The last we saw of Stel and Marik, they were both at pretty low points in their lives. That is especially worth recognizing, considering Remender is writing Stel to be a character of paramount optimism and Marik one of entrenched debauchery, pessimism and downright nihilism. Things are pretty Low in Low, but this issue aimed to bring them up. Literally.
After an opening that saw Stel interact with the pathetic and useless upper class delegates, she manages to lawfully break her son out of prison to bring him along on her mission of finding the surface probe: the fleeting hope for the submerged remainders of humanity.
Marik is, of course, skeptical and begrudging of his mother’s affections and resents that he must accompany her. In everyone’s eyes but hers it’s more than just a fleeting notion that the probe exists, it’s tantamount to suicide. The rest of humanity is keen to just ride a wave of opiates until their oxygen gives out and they collapse. Not so for Stel. Perhaps it’s this hyper-optimism that keeps the reader so involved and able to think Stel will succeed, all the while knowing that (at least for the next… 50 issues?) she won’t.

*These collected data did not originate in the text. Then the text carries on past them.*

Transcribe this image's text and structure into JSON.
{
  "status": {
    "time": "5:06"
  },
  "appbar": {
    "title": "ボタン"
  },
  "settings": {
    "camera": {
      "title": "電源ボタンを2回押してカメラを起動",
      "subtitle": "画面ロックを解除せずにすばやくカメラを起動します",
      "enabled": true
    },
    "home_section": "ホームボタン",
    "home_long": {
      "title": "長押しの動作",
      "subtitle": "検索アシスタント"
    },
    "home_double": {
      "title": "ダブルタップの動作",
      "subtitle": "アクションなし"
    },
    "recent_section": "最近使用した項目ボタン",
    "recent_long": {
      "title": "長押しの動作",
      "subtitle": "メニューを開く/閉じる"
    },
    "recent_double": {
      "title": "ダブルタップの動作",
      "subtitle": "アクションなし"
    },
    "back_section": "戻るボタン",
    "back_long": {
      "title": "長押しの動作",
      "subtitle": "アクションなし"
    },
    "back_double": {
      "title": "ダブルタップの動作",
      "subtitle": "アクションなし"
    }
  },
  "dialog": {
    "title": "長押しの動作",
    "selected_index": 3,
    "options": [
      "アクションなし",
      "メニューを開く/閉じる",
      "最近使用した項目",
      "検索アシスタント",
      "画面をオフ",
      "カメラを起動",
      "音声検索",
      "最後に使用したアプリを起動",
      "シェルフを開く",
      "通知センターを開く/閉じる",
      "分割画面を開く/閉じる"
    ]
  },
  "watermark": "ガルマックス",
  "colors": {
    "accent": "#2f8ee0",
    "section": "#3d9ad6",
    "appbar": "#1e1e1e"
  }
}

Tocchini’s artwork hasn’t let up on one single panel since the debut issue. His creature designs and general portrayal of the messy and unknown depths are entrancing. The purposefully murky lines are perfectly balanced alongside Remender’s tale of one family’s (and humanity’s) woe.
In terms of plot, this issue waded through the story quite slowly, but it offered us an extended look at the current relationship between a powerful matriarch and her wallowing son. And if previews from the next issue are to be believed, things do not get any easier for Stel’s crusade.